Remember when your kids would come to you with every question they had and they’d lap up your wisdom like hungry puppies? Those days are gone. Today, the majority of children would rather ask Google their pressing questions than mom or dad.

Yep, that’s what a new study conducted by Birmingham Science City in the UK, just found. Of children 6-15, 54% said they’d ask Google before mom, dad, or a teacher. Put a little differently, only 25% percent of kids that age said they’d ask mom or dad before Google.


I’m not sure this is all bad.

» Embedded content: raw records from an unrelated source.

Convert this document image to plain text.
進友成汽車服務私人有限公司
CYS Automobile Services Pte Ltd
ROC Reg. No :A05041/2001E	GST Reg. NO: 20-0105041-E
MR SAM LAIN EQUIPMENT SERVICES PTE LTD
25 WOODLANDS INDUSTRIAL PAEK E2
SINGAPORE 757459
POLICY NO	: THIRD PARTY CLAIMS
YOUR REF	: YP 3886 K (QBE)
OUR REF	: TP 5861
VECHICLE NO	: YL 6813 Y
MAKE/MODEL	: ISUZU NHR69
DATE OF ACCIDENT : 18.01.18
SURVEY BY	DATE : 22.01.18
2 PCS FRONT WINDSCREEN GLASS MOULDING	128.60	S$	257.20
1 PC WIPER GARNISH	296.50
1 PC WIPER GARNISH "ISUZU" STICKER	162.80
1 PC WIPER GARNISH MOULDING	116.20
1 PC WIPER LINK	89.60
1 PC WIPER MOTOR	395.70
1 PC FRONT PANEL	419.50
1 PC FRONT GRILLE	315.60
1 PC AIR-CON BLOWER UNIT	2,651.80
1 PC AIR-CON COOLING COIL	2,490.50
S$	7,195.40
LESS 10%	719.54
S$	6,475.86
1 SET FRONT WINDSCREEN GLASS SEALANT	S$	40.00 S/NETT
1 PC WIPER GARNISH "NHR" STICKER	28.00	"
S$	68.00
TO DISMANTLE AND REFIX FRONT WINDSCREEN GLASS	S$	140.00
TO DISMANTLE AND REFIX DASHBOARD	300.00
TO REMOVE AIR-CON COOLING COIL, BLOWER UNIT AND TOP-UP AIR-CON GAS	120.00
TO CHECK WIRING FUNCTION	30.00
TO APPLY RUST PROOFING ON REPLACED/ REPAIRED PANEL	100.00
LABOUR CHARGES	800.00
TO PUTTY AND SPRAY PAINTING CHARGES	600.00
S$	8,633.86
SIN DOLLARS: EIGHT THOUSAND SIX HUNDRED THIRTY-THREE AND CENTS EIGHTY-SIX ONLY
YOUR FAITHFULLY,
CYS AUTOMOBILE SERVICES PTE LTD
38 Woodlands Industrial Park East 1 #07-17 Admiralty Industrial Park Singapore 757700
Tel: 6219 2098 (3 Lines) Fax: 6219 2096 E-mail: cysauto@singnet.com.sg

It shows that our kids are making good use of the technologies that are available to them. (Interestingly—at least to anyone over 25—the same study found that 45% of kids have never used a print encyclopedia about 20% have never used a printed dictionary.)

But even old-school tech like encyclopedias and dictionaries did better than teachers: Only three percent of kids 6-15 said they’d turn to a teacher for an answer before Google.

But what concerns me is the potential distancing between parents and children that is almost inevitable when they stop coming to us. And that means that as our kids get older we’re going to have to try even harder to make sure we have regular family face time. In families that have meals together at least a few times a week, the kids do better in school and are less likely to abuse drugs and alcohol. It’s the human contact that does it, the hand on the shoulder, the hugs, the smiles. Sending your child a text asking whether he’s done his homework is not a substitute.

The good news is that whether they ask Google first or not, our kids still need us. Google can’t drive them to violin lessons or the movies (but that might not be true for long—have you seen Google’s driverless car?) And Google can’t coach their soccer teams, make their lunches, teach them how to build a campfire or be a shoulder to cry on when a pet dies or a relationship ends.